Prices continued to fall at all points Friday as weather-based load remained meager, prior-day screen guidance was negative and concerns about near-term storage injection availability mounted. Only the PG&E citygate decline, which was affected by interior Northern California temperatures still forecast to approach 100 during the weekend, was by less than double digits.

Losses ranged from a little more than a nickel to about 40 cents, and other than the hot California market tending to see the smallest dips, were fairly evenly distributed among geographic areas.

Monday’s cash market for the first of September will again lack screen support as the October futures contract made its prompt-month debut Friday with a drop of 17.3 cents (see related story).

Tropical Storm Danny appeared increasingly likely to eliminate any cooling demand from the Mid-Atlantic through Canada’s Maritimes provinces over the next few days. But although its projected route carried Danny close to the U.S. East Coast, it should be remembered that the worst effects from a tropical storm or hurricane occur on the north and east sides.

A “broad area of low pressure” about 900 miles west-southwest of the southernmost Cape Verde Islands Friday morning continued to produce disorganized showers and thunderstorms, the National Hurricane Center said, and it gave the system a “medium chance” (30-50%) of becoming a tropical cyclone within the next 48 hours.

It was pretty much a case of “same old, same old” in the overall weather picture for the weekend: moderate to cool from the Northeast through the Midwest into the Midcontinent, Upper Plains, Rockies/Pacific Northwest and Western Canada. The South east of Texas could expect peak temperatures only around 90 or so, allowing Florida Gas Transmission to lift an Overage Alert Day Friday.

Southern California coastal highs starting to reach the mid 80s added a minimal amount of cooling load to Golden State gas demand.

In its six- to 10-day forecast update posted Thursday afternoon, the National Weather Service looked for below-normal temperatures in the East to have receded during the Sept. 6-10 period to most of the Southeast through the western Midcontinent. It expected above-normal readings to have retreated from the West Coast but to remain in effect from eastern California through eastern Washington state through northern Michigan in the north to southwestern New Mexico in the south.

Kern River, which had been reporting normal linepack earlier in the week, said volumes had risen to high in the three farthest downstream of its four system segments Friday.

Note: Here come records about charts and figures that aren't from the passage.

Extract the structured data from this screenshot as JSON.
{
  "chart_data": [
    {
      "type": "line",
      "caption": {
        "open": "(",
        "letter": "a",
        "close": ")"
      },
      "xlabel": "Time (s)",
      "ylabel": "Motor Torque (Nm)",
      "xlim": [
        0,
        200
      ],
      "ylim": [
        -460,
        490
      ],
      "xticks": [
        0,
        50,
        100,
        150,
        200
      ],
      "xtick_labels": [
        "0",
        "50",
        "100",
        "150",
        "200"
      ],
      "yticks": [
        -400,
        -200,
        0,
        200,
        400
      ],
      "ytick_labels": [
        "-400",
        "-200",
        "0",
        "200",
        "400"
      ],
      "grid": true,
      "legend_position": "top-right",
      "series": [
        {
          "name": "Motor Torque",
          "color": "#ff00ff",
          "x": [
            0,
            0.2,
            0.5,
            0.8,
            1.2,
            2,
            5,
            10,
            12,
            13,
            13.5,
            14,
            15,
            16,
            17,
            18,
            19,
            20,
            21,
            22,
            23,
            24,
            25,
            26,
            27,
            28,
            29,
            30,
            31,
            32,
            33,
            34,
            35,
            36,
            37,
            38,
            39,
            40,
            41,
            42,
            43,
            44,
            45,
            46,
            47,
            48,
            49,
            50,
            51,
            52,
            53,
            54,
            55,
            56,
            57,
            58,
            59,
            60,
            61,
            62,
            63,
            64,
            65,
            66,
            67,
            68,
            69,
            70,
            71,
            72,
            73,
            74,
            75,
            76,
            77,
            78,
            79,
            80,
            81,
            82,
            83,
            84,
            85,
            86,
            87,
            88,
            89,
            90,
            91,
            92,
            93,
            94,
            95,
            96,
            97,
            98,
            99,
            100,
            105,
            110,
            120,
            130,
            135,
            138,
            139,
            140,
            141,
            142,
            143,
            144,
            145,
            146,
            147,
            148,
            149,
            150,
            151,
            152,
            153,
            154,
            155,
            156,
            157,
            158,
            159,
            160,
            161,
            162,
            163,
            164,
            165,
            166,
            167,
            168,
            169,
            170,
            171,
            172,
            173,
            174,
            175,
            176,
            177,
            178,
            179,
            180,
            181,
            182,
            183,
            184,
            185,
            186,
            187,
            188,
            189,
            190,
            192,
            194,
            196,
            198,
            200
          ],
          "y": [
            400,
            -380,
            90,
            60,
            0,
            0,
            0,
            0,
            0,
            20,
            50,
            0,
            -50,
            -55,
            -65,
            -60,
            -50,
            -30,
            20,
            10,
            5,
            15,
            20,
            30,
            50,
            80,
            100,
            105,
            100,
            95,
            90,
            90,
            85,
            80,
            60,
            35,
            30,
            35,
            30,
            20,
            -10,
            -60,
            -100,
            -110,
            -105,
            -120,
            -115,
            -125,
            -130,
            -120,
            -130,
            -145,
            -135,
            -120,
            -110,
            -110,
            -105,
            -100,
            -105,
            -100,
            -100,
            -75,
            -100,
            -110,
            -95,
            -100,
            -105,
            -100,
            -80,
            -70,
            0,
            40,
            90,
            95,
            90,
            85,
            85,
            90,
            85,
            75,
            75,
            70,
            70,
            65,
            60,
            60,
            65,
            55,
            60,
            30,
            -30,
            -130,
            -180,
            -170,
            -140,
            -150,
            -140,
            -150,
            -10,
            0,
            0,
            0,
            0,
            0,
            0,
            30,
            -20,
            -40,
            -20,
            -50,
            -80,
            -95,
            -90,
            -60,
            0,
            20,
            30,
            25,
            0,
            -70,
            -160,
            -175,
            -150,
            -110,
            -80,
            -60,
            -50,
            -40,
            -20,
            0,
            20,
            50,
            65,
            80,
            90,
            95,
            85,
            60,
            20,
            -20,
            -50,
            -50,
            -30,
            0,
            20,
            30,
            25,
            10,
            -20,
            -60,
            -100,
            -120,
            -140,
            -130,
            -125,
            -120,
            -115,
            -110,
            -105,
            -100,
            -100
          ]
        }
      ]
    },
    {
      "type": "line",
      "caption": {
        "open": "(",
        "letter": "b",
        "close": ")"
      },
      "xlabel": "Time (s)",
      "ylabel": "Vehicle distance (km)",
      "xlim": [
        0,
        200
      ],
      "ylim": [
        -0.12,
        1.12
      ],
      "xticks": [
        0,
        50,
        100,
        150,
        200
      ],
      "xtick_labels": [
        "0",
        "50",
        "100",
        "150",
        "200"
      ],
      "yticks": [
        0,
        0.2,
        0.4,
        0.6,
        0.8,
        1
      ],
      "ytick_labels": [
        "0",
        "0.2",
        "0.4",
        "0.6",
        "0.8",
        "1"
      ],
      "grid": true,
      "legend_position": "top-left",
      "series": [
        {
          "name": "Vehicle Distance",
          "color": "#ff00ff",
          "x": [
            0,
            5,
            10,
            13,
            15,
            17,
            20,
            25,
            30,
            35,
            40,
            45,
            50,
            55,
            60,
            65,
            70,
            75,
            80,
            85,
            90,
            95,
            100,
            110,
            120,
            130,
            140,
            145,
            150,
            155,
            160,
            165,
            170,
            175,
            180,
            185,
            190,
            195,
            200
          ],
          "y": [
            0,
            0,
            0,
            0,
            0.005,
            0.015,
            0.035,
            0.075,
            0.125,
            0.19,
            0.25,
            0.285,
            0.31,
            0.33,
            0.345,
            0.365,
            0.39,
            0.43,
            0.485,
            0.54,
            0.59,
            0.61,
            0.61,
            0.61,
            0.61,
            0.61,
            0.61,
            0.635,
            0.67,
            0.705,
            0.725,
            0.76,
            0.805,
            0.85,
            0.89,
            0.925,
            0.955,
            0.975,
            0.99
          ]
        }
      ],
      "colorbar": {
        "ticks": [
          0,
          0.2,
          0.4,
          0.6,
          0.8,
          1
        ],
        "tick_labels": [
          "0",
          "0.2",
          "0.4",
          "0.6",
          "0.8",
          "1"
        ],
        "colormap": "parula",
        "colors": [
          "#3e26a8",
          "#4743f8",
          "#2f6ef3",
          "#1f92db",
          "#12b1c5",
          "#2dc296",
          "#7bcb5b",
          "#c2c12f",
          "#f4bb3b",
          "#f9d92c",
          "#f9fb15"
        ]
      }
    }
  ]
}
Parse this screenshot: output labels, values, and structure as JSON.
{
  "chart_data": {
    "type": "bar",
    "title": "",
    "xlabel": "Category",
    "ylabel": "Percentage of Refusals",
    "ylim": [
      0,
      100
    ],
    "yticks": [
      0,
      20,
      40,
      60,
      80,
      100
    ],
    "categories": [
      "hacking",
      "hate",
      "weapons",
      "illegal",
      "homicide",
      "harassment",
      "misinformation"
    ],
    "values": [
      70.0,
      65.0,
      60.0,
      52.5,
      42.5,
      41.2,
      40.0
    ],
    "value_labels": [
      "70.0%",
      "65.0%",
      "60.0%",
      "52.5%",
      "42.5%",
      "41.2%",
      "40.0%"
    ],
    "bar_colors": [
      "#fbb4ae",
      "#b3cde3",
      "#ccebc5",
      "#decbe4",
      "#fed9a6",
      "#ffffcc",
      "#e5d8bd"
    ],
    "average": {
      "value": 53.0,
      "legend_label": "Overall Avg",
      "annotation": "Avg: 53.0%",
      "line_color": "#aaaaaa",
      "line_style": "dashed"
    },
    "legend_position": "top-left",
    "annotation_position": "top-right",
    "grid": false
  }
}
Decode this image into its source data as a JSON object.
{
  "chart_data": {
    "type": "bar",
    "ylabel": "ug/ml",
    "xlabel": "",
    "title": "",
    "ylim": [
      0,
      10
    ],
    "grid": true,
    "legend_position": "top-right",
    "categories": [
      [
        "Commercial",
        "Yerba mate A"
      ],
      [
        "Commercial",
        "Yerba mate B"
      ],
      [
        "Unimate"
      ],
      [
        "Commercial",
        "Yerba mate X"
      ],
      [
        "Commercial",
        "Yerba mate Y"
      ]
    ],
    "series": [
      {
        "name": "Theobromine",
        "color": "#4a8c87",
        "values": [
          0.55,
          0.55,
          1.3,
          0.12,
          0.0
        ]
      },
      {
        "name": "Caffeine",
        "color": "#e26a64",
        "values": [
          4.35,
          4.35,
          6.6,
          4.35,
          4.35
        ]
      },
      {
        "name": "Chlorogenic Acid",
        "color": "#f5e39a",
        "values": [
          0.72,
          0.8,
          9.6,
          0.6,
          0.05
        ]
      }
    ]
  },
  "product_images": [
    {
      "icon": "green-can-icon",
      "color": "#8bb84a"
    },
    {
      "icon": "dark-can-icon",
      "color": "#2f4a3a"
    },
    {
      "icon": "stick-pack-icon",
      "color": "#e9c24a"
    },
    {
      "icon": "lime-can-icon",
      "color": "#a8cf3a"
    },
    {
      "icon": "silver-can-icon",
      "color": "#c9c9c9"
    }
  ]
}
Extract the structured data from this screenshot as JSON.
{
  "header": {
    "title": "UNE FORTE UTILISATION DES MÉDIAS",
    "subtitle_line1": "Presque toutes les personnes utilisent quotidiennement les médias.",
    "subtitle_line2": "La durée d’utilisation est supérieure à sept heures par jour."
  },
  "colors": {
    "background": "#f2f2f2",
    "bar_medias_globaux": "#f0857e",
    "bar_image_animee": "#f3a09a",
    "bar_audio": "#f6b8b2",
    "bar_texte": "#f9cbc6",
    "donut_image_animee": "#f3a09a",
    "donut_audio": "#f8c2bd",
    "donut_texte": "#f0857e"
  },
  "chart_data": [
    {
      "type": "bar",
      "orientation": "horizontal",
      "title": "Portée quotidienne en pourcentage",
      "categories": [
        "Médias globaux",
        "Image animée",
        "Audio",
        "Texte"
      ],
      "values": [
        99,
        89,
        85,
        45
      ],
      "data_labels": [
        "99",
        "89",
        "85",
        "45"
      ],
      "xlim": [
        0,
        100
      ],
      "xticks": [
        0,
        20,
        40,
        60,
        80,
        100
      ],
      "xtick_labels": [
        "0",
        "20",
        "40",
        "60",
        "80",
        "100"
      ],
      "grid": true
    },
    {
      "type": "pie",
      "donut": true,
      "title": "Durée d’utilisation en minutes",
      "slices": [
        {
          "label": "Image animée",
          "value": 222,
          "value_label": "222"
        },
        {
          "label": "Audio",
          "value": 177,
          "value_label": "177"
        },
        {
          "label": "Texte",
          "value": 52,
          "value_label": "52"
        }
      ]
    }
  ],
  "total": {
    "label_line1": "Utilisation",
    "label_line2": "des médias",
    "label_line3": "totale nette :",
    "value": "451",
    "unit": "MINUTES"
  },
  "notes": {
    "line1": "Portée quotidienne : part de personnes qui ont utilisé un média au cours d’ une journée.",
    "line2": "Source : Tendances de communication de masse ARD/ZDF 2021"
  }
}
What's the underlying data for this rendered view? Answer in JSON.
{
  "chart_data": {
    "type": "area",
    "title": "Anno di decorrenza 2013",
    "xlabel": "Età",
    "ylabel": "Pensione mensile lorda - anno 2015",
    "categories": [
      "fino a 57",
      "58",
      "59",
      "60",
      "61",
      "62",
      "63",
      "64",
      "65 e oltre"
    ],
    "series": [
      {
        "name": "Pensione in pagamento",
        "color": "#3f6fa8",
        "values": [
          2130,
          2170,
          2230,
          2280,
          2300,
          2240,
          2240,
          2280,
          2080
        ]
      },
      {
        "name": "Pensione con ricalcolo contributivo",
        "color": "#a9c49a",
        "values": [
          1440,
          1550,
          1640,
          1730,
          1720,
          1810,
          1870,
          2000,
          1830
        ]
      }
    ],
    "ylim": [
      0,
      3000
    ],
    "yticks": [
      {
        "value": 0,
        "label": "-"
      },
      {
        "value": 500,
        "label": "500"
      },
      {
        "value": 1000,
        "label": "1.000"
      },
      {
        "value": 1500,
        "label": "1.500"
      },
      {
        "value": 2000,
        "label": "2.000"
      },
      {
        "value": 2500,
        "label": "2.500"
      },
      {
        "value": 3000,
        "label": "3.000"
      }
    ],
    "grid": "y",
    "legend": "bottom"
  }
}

Without something like a tropical storm in the Gulf of Mexico, a Northeast utility buyer said he couldn’t see any major rebounds in gas prices during September. “We’re cool in the Northeast,” he said, and it looks like that condition will stick around for a while. Regarding whether an unusually cool summer will be followed by an extra-cold winter, the buyer said the forecasts for the coming winter differ; “the main fact is we’re not there yet.” A cold winter would help empty high storage volumes, he said, “but you don’t want extremes.”

His utility bought very little baseload gas for September, he said.

A western trader said he was about to go into a meeting, so his “two-minute synopsis” was: storage is full for all practical purposes; Canada prices are at their lowest since May of last year (“we’re talking Wal-Mart pricing”), and he detected a massive sell-off Friday so people won’t get caught long entering September.

Granted, it was a small increase, but the Baker Hughes Rotary Rig Count (https://intelligencepress.com/features/bakerhughes/) of drilling rigs actively searching for natural gas in the U.S. was on the rise again during the week ending Aug. 28 with an increase of four rigs to 699. The gain represented yet another reversal to the general (and fairly steep) downturn in gas-seeking rigs during most of the first half of the year. The Gulf of Mexico and onshore plays added two rigs each, said Baker Hughes. Its latest tally was up 3% from a year ago but 56% less than the year-ago level.